Retrieval-Augmented Generation (RAG) is a technique that provides additional context to LLMs to have additional information to carry out a solution to the prompt they receive. In our AI Travel Advisor App, the RAG pipeline is built using LangChain. The retrieval step reaches out to Weaviate to query for documents relevant to the prompt in input.

Architecture

Let's try again using the same city as input: Sydney. The answer returned should be quite puzzling, like the following:

hallucination

In this answer, the LLM is hallucinating an answer which is far from being correct! Let's investigate what could be the reason of such a weird answer.

Tracing to the rescue#

Let's use again the Distributed Tracing App to inspect the request.

RAG Trace

We can see that the request is more complex because there is a step to fetch documents from Weaviate, process them, augment the prompt and finally send the final crafted prompt to Ollama. Fetching the documents is a fast step that only takes few milliseconds and crafting the final response is taking almost all the time. Selecting each span, we have at our disposal all the contextual information that describe that AI pipeline step.

Let's focus on the time expensive call to Ollama and select the ChatOllama.chat span. In the detailed view, we can see the GenAI section. Let's start from the prompt message:

RAG Trace Details

We can see that the prompt sent to the LLM contains information about Sydney and Bali. Clearly something is wrong! LangChain retrieves the top N documents closest to the topic searched. Let's see the fetched documents by pressing on the retriever.done.task span and looking into its attributes.

RAG Document Details

We see that the query is looking for Sydney and two documents have been retrieved from Weaviate, one for Sydney and one for Bali. If we look into the application code, inside the destinations folder, we see only two small documents which contain innacurate information.

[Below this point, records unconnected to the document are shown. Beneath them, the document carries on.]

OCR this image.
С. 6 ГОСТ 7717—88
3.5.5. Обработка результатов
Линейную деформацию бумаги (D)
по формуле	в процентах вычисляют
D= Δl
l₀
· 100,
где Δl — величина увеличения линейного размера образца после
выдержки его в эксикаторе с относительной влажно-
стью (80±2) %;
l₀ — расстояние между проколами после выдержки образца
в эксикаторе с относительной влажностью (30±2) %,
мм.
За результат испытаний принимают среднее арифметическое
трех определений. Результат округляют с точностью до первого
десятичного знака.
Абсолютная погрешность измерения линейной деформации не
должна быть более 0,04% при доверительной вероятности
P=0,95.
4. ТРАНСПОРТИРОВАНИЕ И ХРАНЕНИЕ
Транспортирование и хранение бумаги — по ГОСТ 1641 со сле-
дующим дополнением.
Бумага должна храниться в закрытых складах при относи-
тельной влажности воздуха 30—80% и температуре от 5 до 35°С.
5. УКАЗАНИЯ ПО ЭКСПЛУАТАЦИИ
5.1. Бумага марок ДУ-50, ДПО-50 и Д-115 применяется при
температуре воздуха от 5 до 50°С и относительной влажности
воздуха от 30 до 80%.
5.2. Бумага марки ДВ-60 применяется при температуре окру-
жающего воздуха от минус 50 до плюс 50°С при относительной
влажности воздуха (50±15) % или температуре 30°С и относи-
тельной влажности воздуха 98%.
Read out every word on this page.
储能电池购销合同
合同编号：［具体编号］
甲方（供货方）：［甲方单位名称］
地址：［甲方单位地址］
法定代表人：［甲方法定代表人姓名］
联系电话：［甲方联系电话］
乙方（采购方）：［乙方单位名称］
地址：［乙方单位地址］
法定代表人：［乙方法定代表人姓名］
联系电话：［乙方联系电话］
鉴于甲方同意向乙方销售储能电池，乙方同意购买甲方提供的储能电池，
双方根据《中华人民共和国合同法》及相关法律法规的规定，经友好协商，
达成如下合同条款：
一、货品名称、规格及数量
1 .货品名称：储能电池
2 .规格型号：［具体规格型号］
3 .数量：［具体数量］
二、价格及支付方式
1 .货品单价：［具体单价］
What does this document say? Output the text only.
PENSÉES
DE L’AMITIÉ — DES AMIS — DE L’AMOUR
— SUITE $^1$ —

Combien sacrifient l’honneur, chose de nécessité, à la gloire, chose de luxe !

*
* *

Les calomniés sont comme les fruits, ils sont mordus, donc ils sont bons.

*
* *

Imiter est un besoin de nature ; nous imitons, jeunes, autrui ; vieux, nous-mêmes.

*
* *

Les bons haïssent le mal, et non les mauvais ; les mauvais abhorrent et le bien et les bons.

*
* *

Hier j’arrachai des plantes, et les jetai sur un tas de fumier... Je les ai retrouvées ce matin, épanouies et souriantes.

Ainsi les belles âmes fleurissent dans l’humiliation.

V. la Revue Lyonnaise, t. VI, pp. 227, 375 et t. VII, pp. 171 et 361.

The lack of coverage of the topic triggered the fetching of additional documents that don't really relate to Sydney. This is a clear indicator that our Knowledge Base inside Weaviate is not exahustive enough.

Furthermore, we can also observe that feeding the LLM with garbage information produces garbage responses. The content of the Sydney or Bali documents provide innacurate facts. This is telling us that the LLM really made use of the information we provided to it.

Let's try again using a different city, like Paris. Since we don't have wrong information around Paris, now the LLM should produce a valid answer!

Correct RAG

There is a bug with OpenLLMetry and Weaviate for which it does generate Spans only for v3 of Weaviate. In this codebase, we fix it by explicity telling the sensor what function it should attach to it.